第9章
日子還是這麼過了下去。
在賀知的堅持下,紀卯沒有辭職,他順其自然地繼續在復古造型室上班。
紀卯把自己調試得不錯,他適應了造型室的工作,單號回家還算早,雙號就回家很晚,有時有客人晚上九點鐘過來燙髮,他就要加班到十一點才會回家。
但無論多晚,賀知都會去接他回家。
賀知又倔臉皮又薄,還很不會說漂亮話,在造型室門口停著車等著,在紀卯出造型室門的時候,就為他打開車門,是賀知所有的求和信號。
他接了紀卯一個多禮拜,紀卯看他真的很可憐,終於接受了他的示好。
在這天紀卯上白班,可是六點半才下班。
賀知開了一台銀灰色的懸浮行駛器來接他,把紀卯安置進座位,又替他系好安全帶,才問紀卯:「今天這麼晚?」
「碰到了一個難纏的客人。
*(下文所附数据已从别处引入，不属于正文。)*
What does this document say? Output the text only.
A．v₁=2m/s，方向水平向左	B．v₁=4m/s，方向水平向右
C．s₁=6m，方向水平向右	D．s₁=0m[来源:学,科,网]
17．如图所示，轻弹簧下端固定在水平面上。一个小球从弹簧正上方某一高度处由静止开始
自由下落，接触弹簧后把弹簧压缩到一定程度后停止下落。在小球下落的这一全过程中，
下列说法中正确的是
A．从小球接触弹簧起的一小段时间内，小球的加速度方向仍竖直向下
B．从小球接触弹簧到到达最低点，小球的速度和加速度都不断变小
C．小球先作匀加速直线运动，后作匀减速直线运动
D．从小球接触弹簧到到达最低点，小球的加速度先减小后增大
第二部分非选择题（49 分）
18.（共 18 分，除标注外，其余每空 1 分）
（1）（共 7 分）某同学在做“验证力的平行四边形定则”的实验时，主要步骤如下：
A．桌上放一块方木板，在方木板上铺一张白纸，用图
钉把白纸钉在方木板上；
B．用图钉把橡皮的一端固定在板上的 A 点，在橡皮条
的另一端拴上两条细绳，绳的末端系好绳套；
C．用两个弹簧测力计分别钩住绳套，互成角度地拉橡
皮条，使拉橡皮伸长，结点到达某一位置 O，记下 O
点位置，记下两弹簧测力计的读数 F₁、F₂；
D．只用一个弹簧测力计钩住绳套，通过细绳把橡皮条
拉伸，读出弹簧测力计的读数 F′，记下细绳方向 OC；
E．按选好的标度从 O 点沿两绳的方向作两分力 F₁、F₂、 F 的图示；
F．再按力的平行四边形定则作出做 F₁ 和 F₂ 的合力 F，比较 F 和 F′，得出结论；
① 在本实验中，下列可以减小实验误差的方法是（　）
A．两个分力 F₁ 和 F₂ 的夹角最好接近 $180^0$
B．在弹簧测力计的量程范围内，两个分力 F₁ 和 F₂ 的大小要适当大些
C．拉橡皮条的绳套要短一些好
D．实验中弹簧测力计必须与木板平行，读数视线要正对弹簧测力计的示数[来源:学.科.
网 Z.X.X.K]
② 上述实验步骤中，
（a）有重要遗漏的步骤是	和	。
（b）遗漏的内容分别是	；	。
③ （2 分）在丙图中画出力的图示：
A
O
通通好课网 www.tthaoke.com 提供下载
」紀卯似真似假地抱怨,開啓了一周來第一個有互動性的話題。
賀知按了回家的快捷鍵,明明高興得快跳起來了,卻裝酷說:「說來聽聽。」
「他每次來都點我洗頭,今天五點多分才過來,我都下班了,剛要出門,迎面碰到他走進來,可是他偏偏還是要叫我洗。」紀卯抱怨。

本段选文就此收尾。